Collect grape leaves from any grapevines you have in your garden. And if you grow a variety of herbs you can make this dish completely from scratch.
If you don’t have grapes growing in your garden, you can forage for them in wooded areas. Wild grapes grow in our woods. It’s best to pick the grape leaves earlier in the year when they are more tender, but the herbs in my garden are more abundant now. If you have to forage for wild grapevine leaves, a short walk through the woods or wild areas should yield some grape vines in trees. The leaves can be anywhere from 2 to 8 inches wide and maple-like with three lobes with whitish reddish felt underneath.
Make sure their tendrils are forked at the end, as there are poisonous lookalikes. Canada moonseed has a single flat crescent-shaped seed and the leaf attaches beyond the leaf base; porcelain berry has small blue, purple and turquoise berries. It never has a brown, woody vine and it has single tendrils that are not forked at the end.
For the recipe, collect about 50 leaves. Snip the grape leaves leaving a ½-inch stem, put them in a pot with 2 inches of water and boil for about 10 minutes.

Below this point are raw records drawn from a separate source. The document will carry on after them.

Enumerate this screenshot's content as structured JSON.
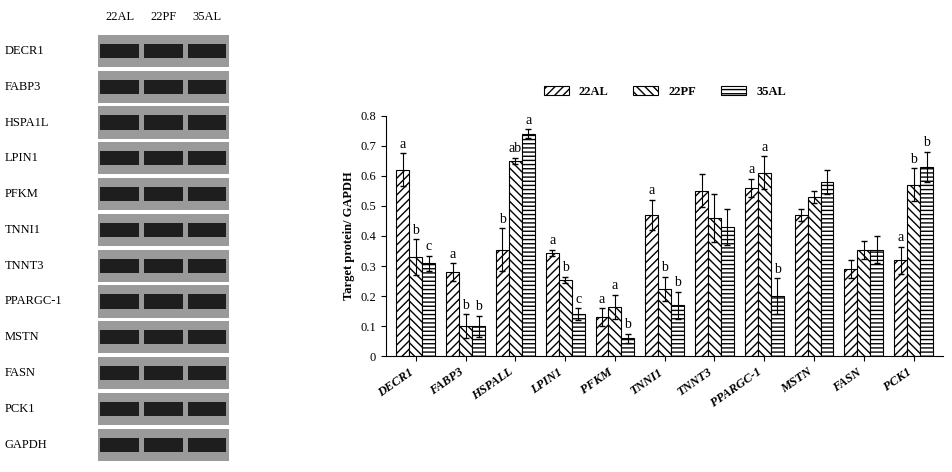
{
  "blot": {
    "lanes": [
      "22AL",
      "22PF",
      "35AL"
    ],
    "rows": [
      "DECR1",
      "FABP3",
      "HSPA1L",
      "LPIN1",
      "PFKM",
      "TNNI1",
      "TNNT3",
      "PPARGC-1",
      "MSTN",
      "FASN",
      "PCK1",
      "GAPDH"
    ]
  },
  "chart_data": {
    "type": "bar",
    "y_label": "Target protein/ GAPDH",
    "categories": [
      "DECR1",
      "FABP3",
      "HSPALL",
      "LPIN1",
      "PFKM",
      "TNNI1",
      "TNNT3",
      "PPARGC-1",
      "MSTN",
      "FASN",
      "PCK1"
    ],
    "series": [
      {
        "name": "22AL",
        "color": "#ffffff",
        "values": [
          0.62,
          0.28,
          0.355,
          0.345,
          0.13,
          0.47,
          0.55,
          0.56,
          0.47,
          0.29,
          0.32
        ],
        "errors": [
          0.055,
          0.03,
          0.07,
          0.01,
          0.03,
          0.05,
          0.055,
          0.03,
          0.02,
          0.03,
          0.045
        ],
        "significance": [
          "a",
          "a",
          "b",
          "a",
          "a",
          "a",
          null,
          "a",
          null,
          null,
          "a"
        ]
      },
      {
        "name": "22PF",
        "color": "#ffffff",
        "values": [
          0.33,
          0.1,
          0.65,
          0.255,
          0.165,
          0.225,
          0.46,
          0.61,
          0.53,
          0.355,
          0.57
        ],
        "errors": [
          0.06,
          0.04,
          0.01,
          0.01,
          0.04,
          0.04,
          0.08,
          0.055,
          0.02,
          0.03,
          0.055
        ],
        "significance": [
          "b",
          "b",
          "ab",
          "b",
          "a",
          "b",
          null,
          "a",
          null,
          null,
          "b"
        ]
      },
      {
        "name": "35AL",
        "color": "#ffffff",
        "values": [
          0.31,
          0.1,
          0.74,
          0.14,
          0.06,
          0.17,
          0.43,
          0.2,
          0.58,
          0.355,
          0.63
        ],
        "errors": [
          0.025,
          0.035,
          0.015,
          0.02,
          0.015,
          0.045,
          0.06,
          0.06,
          0.04,
          0.045,
          0.05
        ],
        "significance": [
          "c",
          "b",
          "a",
          "c",
          "b",
          "b",
          null,
          "b",
          null,
          null,
          "b"
        ]
      }
    ],
    "ylim": [
      0,
      0.8
    ],
    "yticks": [
      0,
      0.1,
      0.2,
      0.3,
      0.4,
      0.5,
      0.6,
      0.7,
      0.8
    ],
    "legend": "upper center"
  }
}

I picked a salad bowl full of herbs: large handfuls of lemon balm, sweet basil, parsley, fennel leaves, oregano, rosemary and spearmint. Strip all the leaves from their stems and chop in a food processor. Saute one cup of rice in 2 tablespoons of olive oil until lightly brown. Add a chopped clove of garlic, two finely chopped onions, and one pound of ground meat. Add two cups of water and stir until absorbed. Add your chopped herbs, 1/8 teaspoon cinnamon, 1/2 cup currants and 1/4 cup pine nuts. Mix well. Fill your grape leaves with one tablespoon of filling along the bottom of the leaf. Roll the stem end up and fold the two sides over and finish rolling the leaf.
Place the end of the roll down and stack tightly in a pot. Add two cups of water and the juice of a lemon. Place a plate on top to cover the pot. Simmer 45 minutes. Squeeze lemon juice on top and enjoy.